Create Dim from Existing Column of Single DSV into Tab Cube

  • Hello, I've got an SSIS pkg that loads data to SQL Server database from a single summarized table from Teradata, and I've got a DSV created off that single SQL Server table as the feed into a Tabular Cube. Within the design of the cube, I have hidden some columns, as well as summarized them.

    When I connect with Excel, I can see them as facts and measures. In SSAS I create a hierarchy in the diagram, place some columns into the new hierarchy. Then in Excel, I can pull any column from the hieracrchy, and now matter which column I pull, I get the same value of what  the first column is in that hierarchy.

    I get the impression it's because the one table is all fact data, and not dimensional data. Is there a way in SSAS to turn one or more of these columns into a dimension? Or am I going to need to break up the data into more than one table and bring in as DSV's and join, and work that way?

  • Are you using SSAS multidimensional (cubes) or SSAS tabular?  They're two different applications and are designed differently.

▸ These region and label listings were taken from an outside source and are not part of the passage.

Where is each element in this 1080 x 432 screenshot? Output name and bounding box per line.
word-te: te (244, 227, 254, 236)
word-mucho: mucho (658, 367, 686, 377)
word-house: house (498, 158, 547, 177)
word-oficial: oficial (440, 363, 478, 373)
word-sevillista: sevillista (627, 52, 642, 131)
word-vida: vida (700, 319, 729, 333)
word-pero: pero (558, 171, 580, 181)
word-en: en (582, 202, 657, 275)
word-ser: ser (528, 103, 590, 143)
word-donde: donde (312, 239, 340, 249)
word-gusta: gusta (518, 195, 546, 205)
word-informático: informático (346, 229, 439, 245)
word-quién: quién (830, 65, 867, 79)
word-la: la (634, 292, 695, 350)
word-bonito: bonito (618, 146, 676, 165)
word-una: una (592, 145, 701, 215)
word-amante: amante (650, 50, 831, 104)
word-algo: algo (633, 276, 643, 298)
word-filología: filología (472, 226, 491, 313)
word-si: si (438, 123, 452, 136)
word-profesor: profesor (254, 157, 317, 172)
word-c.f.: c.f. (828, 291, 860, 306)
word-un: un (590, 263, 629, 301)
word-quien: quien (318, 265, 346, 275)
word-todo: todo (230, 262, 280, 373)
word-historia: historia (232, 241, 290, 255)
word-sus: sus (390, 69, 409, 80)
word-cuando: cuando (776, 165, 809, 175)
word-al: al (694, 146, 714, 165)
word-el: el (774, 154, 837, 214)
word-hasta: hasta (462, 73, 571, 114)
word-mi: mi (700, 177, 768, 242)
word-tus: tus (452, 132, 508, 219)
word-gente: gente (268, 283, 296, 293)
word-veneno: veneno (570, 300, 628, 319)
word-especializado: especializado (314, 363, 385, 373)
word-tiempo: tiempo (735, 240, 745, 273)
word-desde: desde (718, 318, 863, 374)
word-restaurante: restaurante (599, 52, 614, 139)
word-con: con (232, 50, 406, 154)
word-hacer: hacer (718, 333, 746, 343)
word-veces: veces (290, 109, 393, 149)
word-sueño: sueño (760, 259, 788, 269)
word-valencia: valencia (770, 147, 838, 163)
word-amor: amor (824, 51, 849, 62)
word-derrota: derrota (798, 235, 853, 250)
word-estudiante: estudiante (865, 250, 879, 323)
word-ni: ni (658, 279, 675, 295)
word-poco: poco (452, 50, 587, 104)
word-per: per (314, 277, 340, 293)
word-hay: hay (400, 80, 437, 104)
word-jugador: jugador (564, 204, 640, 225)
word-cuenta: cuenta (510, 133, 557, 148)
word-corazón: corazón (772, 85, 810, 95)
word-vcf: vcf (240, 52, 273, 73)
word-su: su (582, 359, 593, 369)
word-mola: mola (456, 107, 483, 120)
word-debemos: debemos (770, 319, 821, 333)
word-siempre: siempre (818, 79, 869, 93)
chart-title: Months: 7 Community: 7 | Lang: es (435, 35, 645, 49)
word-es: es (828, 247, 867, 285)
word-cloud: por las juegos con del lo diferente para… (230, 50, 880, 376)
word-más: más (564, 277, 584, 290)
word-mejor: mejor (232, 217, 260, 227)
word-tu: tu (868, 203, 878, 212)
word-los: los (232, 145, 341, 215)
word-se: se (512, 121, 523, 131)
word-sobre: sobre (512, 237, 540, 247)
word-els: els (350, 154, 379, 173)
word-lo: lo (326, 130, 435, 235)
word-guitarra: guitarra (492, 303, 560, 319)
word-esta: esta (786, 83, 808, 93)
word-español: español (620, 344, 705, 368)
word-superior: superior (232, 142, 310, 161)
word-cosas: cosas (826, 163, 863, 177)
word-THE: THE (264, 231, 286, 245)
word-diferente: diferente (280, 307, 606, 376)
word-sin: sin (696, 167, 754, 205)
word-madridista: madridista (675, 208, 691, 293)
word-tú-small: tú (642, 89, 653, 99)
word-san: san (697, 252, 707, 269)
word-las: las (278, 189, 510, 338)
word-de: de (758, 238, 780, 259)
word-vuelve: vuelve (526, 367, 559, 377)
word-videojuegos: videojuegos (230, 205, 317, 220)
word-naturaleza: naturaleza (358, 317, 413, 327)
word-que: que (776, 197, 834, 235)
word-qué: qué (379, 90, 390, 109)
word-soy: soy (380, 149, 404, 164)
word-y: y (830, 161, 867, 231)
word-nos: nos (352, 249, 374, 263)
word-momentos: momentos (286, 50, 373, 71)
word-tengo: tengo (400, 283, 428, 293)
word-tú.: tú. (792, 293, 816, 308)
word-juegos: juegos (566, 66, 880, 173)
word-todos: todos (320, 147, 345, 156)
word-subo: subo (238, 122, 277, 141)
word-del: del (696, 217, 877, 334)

    You mention DSV which makes me think you have a multidimensional instance, but you keep referencing tabular..

  • Tom_Hogan - Tuesday, August 8, 2017 1:35 PM

    Are you using SSAS multidimensional (cubes) or SSAS tabular?  They're two different applications and are designed differently.

    You mention DSV which makes me think you have a multidimensional instance, but you keep referencing tabular..

    It's as Tab cube, and when I say DSV I mean the view I created from the the source table, that I have pulled into the tab model, sorry for any confusion

  • I'm not too familiar with tabular but your best bet it to split the columns you want to be dimensions into another "table."  The easiest way would be to create a SQL Server view that only has the columns you want to leverage for slicing / filtering ( the dimension(s) ) from the single summarized table you have.  Probably using a select distinct.  IIRC, it's called a degenerate dimension.  Not sure about the performance though.  Actually splitting into another table may perform better.

    This is based off my experience with SSAS multidimensional.  I leverage SQL Server views as an intermediate layer between my data warehouse (which generally consists of a bunch of star schemas) and the cube.  This gives me a lot of flexibility when it comes to presenting the data to the cubes (filtering, columns included and their names, etc.).